If \(\mu >1\), then a similar argument gives that \(f(s) < s\), when \(s \in (1-\epsilon, 1)\), for some small \(\epsilon\). Convexity considerations give that \(f(s)=s\) has an unique solution in \([0,1)\); moreover, \(q <1\), since \(f(s) < s\) near \(s=1\)–note that \(f_n(0) <1\), if the limit is \(q=1\), then we must at some point enter the epsilon range where \(f(s)<s\), where the sequence would be decrease.
We consider \(W_n = Z_n/\mu^n\). Notice that with this normalization, we have \[\mathbb{E}(W_{n+1} | W_n) = W_n.\] Some calculations give
\[\mathbb{E}(W_n) = 1+ \frac{\sigma^2}{\mu^2 - \mu} (1- \mu^{-n}).\]

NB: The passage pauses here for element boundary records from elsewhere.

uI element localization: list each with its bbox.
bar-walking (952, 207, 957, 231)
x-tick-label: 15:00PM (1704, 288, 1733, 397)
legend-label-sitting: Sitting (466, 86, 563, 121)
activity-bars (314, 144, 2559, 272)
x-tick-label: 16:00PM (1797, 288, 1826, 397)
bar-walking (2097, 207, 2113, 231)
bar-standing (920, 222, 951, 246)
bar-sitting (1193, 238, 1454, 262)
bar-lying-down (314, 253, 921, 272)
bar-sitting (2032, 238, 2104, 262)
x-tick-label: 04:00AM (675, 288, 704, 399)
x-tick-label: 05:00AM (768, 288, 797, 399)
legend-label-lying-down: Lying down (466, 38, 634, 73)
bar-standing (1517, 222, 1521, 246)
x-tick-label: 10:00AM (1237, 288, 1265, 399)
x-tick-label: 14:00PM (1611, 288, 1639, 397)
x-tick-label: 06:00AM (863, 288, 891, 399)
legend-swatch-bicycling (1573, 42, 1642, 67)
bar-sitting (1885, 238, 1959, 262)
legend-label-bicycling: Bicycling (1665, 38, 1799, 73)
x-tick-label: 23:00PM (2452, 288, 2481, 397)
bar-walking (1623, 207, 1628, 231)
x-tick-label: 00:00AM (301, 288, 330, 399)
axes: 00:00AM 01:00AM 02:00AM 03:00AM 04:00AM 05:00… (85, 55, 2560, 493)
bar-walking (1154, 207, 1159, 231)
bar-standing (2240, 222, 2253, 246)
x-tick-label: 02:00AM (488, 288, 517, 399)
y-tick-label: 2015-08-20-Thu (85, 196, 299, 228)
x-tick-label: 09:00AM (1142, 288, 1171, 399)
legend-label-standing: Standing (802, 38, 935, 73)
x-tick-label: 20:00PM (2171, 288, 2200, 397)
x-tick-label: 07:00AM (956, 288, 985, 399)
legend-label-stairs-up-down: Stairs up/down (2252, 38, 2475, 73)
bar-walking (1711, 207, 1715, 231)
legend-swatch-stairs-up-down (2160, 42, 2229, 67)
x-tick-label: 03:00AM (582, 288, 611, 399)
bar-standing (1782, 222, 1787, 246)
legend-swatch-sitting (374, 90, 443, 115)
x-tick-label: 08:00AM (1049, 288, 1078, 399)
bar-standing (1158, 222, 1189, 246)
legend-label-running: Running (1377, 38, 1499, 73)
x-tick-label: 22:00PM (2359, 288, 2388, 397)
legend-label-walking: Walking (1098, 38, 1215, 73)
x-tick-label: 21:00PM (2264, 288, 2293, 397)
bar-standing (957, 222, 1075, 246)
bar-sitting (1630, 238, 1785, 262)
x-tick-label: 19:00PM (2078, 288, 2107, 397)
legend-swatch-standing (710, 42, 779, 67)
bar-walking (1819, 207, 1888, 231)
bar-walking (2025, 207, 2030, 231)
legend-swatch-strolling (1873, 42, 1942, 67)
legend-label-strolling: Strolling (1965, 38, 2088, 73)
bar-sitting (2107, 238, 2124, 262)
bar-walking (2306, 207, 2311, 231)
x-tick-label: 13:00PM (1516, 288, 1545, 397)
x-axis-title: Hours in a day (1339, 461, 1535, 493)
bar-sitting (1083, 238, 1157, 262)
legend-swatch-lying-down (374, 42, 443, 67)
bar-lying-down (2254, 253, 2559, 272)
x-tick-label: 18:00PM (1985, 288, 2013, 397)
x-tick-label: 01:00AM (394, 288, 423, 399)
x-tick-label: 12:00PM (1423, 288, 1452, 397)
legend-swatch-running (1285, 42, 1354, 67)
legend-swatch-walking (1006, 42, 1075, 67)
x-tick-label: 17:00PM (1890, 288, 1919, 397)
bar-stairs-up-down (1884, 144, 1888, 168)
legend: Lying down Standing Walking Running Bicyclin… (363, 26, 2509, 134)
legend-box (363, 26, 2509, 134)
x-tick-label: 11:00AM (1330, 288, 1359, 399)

\[\mathbb{E}(W_{n+k} - W_n)^2 = \frac{\sigma^2 \mu^{-n}}{\mu^2 - \mu} (1- \mu^{-k}).\] Thus we see that the sequence \(W_1, W_2, \ldots\) is Cauchy in \(L^2\) and by completeness, the sequence converges to a random variable \(W\) in \(L^2\), with mean \(1\); furthermore, by taking \(k\to \infty\), we see that by the Borel-Cantelli lemma and Markov’s inequality we have almost-sure convergence.